The next round of EU budget talks could take place in January.
The prime minister said that he doubts whether the proposals made to Latvia will become worse in the next round of talks. ''We must continue to work to improve this offer,'' Dombrovskis added.
Evaluating the summit as a whole, Dombrovskis said that ''we have taken a step forward''. He said every country was prepared to talk and no one dictated their own conditions. Dombrovskis also said that every country was willing to back down a bit from their positions.
The AFP news agency reports that talks on the European Union's trillion euro budget ended in deadlock Friday when leaders of the 27-nation bloc failed to overcome seemingly irreconcilable differences on spending.
Van Rompuy insisted however that progress had been made in the two days of bitter bargaining. He forecast that a deal would be made when leaders meet again next year.
Tensions between rich and poor states over funding for economic development and Britain's strident demands for cuts in the mammoth budget -- covering seven years from 2014 to 2020 -- had set the summit on a rocky course from the start.
An EU diplomat said the main obstacle at the summit was Cameron's demand for reductions in the planned trillion dollar budget, with Sweden and the Netherlands the other "virulent" countries seeking cuts.

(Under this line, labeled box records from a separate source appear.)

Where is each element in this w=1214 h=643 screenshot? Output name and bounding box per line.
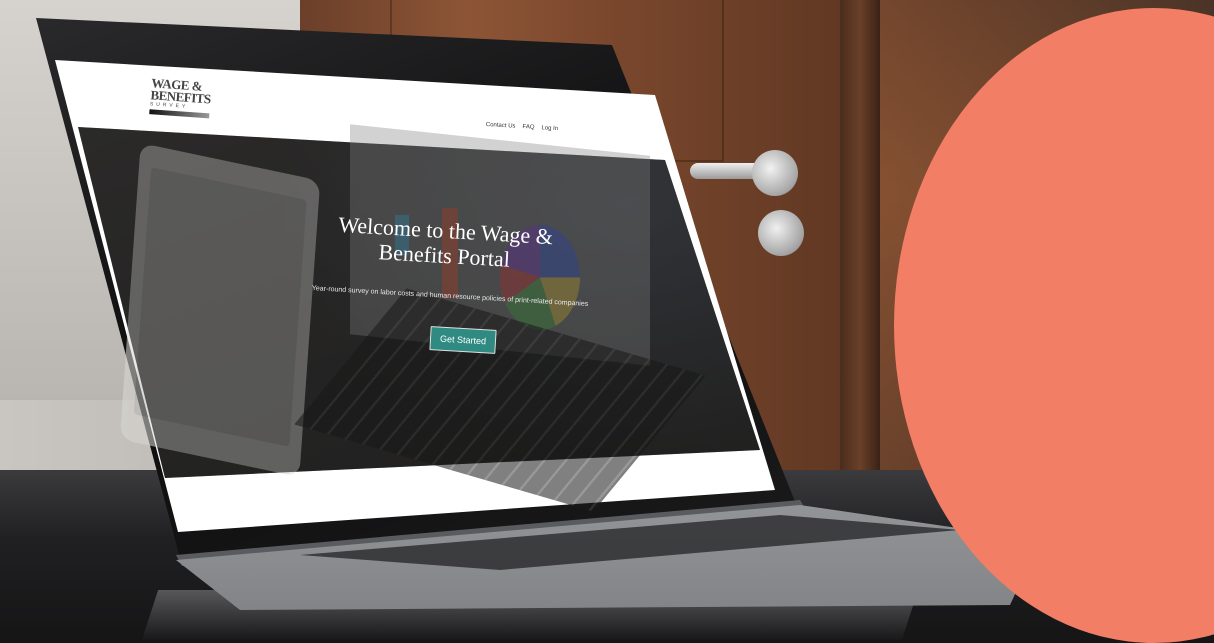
door-handle-plate <box>752 150 798 196</box>
photo-scene: WAGE & BENEFITS SURVEY Contact Us FAQ Lo… <box>0 0 1214 643</box>
door-frame <box>840 0 880 520</box>
nav-log-in[interactable]: Log In <box>541 125 558 132</box>
get-started-button[interactable]: Get Started <box>429 326 497 354</box>
nav-faq[interactable]: FAQ <box>522 124 534 131</box>
site-logo[interactable]: WAGE & BENEFITS SURVEY <box>148 75 231 130</box>
door-lock <box>758 210 804 256</box>
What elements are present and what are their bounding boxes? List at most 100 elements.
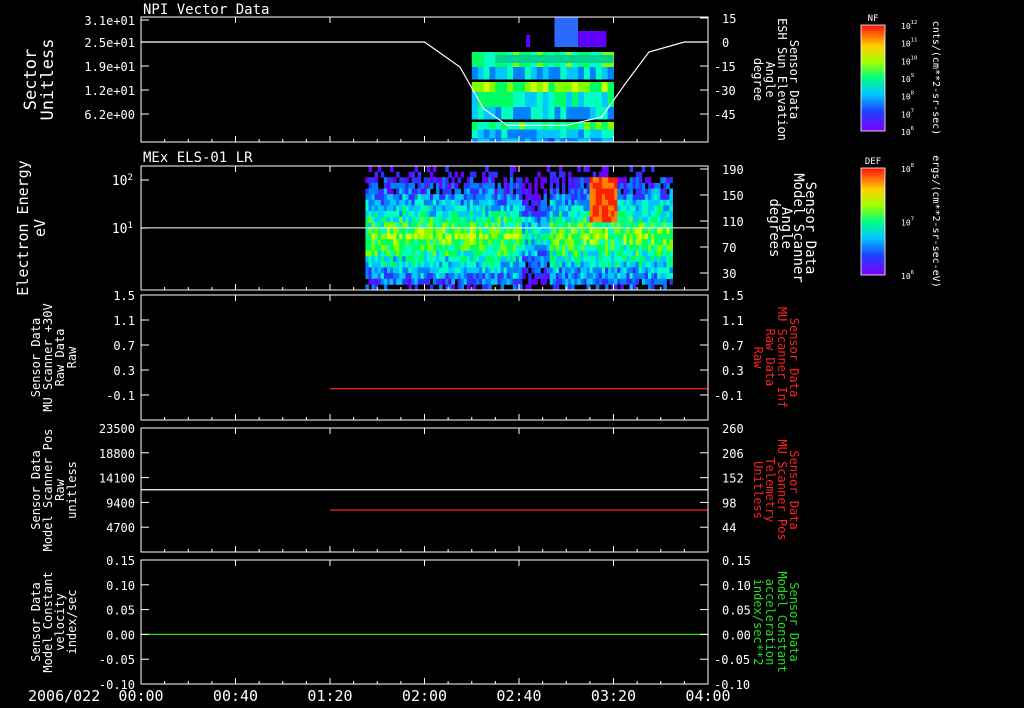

As reported, Latvia wants Brussels to introduce fair direct payments to farmers, stipulating that the lowest payments must constitute at least 80 percent of the average amount of the EU direct payments already in 2014. At the moment, Latvian farmers receive the smallest direct payments in the EU, LVL 63 per hectare or less, while the average figure in Europe is EUR 266 or LVL 186 per hectare.
Regarding the maximum amount of cohesion funds, Latvia is being offered 2.59 percent of gross domestic product (GDP). Latvia's goal is to retain the current level of cohesion funds - EUR 4.7 billion (LVL 3.3 billion) in 2014-2020. To achieve this, the maximum amount of cohesion funds must be set at 2.9 percent of GDP.